Feature #11443
openElector: throttle election attempts from DoSing peers
0%
Description
In at least one cluster, we've seen a situation where a badly-behaved monitor can DoS the entire cluster: it continually calls elections through one mechanism for another but can't accept any writes, and so the healthy quorum members are unable to make forward progress.
(Due to the nature of the failure, we don't have very helpful logs. For the purposes of this discussion, let's assume that the monitor was asserting out on every failed write, but then getting restarted by its init system ever time. The precise nature of the failure shouldn't actually matter — similar failure modes are possible if the network can't maintain a stable connection, etc)
We want to prevent this misbehaving monitor from disrupting the rest of the cluster. That leads me to think each monitor need some kind of registry of "disappointing" peers: those who were elected leader but failed to ack in time, or those who participated in an election but then timed out on a commit or ratification. Perhaps even those who participate in one election and then start another one that we locally don't think needs to be called.

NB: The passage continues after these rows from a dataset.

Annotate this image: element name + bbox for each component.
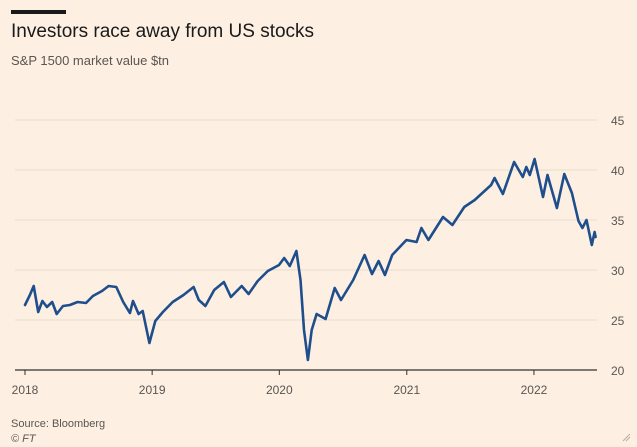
ft-credit: © FT: [11, 433, 36, 445]
chart-title: Investors race away from US stocks: [11, 21, 315, 42]
x-tick-label-2021: 2021: [393, 383, 420, 397]
x-tick-label-2022: 2022: [521, 383, 548, 397]
brand-bar: [11, 10, 66, 14]
source-note: Source: Bloomberg: [11, 418, 106, 430]
y-tick-label-45: 45: [611, 114, 625, 128]
resize-handle-icon[interactable]: [622, 433, 631, 442]
y-tick-label-40: 40: [611, 164, 625, 178]
y-tick-label-30: 30: [611, 264, 625, 278]
series-line-0: [23, 157, 597, 362]
chart-subtitle: S&P 1500 market value $tn: [11, 53, 170, 68]
y-tick-label-25: 25: [611, 314, 625, 328]
x-tick-label-2018: 2018: [12, 383, 39, 397]
x-tick-label-2020: 2020: [266, 383, 293, 397]
x-tick-label-2019: 2019: [139, 383, 166, 397]
y-tick-label-20: 20: [611, 364, 625, 378]
y-tick-label-35: 35: [611, 214, 625, 228]
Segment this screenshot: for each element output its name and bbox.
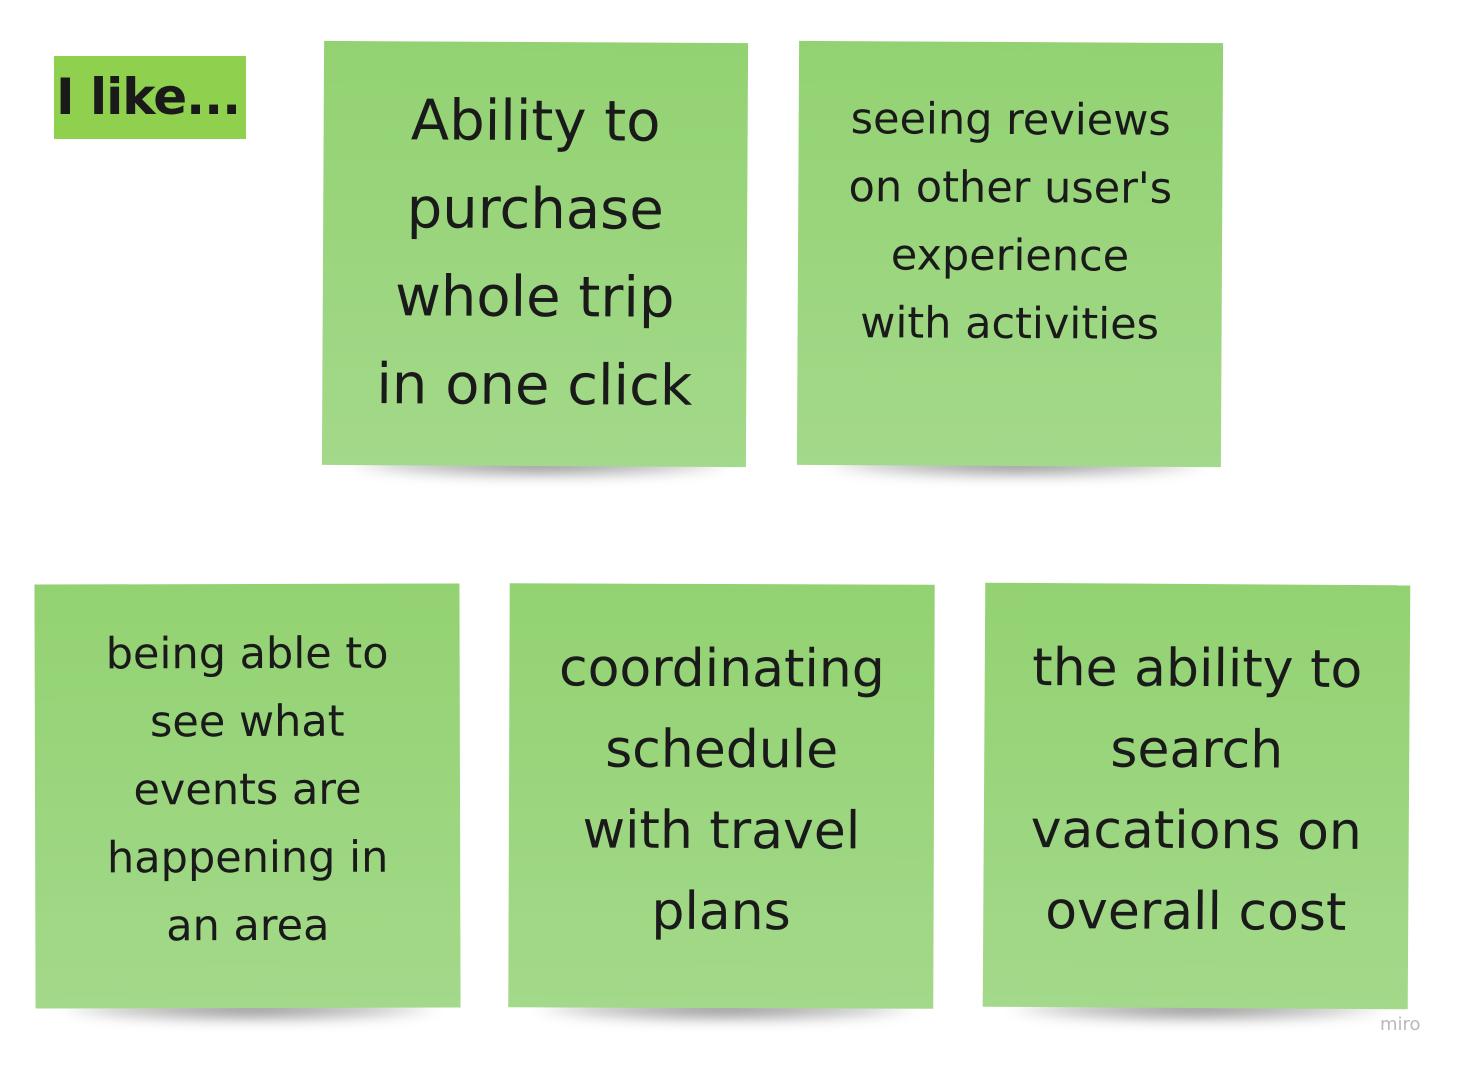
sticky-note-text: seeing reviews on other user's experienc…	[848, 94, 1173, 350]
sticky-note[interactable]: being able to see what events are happen…	[34, 583, 461, 1009]
sticky-note[interactable]: seeing reviews on other user's experienc…	[796, 40, 1224, 468]
sticky-note[interactable]: Ability to purchase whole trip in one cl…	[321, 40, 749, 468]
sticky-note[interactable]: coordinating schedule with travel plans	[508, 583, 935, 1009]
sticky-note-text: being able to see what events are happen…	[105, 628, 389, 952]
frame-title-label[interactable]: I like...	[54, 56, 246, 139]
miro-watermark-logo: miro	[1380, 1014, 1421, 1035]
sticky-note[interactable]: the ability to search vacations on overa…	[982, 582, 1411, 1010]
sticky-note-text: the ability to search vacations on overa…	[1030, 637, 1363, 943]
sticky-note-text: Ability to purchase whole trip in one cl…	[376, 88, 693, 419]
sticky-note-text: coordinating schedule with travel plans	[558, 638, 885, 943]
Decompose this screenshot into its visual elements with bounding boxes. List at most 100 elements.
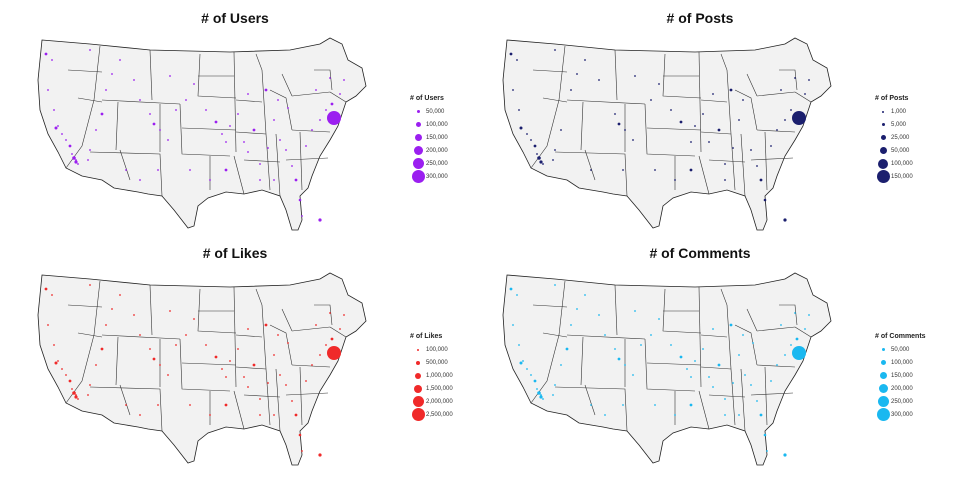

The difficulty of course is that we can't blacklist them forever, and we need to let them back in once the administrator has resolved the issue. Even worse, monitors always set their nonce values to zero, so we can't identify new daemon instances or anything — only addresses and the epoch values they claim to have. So do we just do some kind of decay on how disappointing we find each peer? Do we prevent them from starting the next election, but let them participate in one that somebody else begins?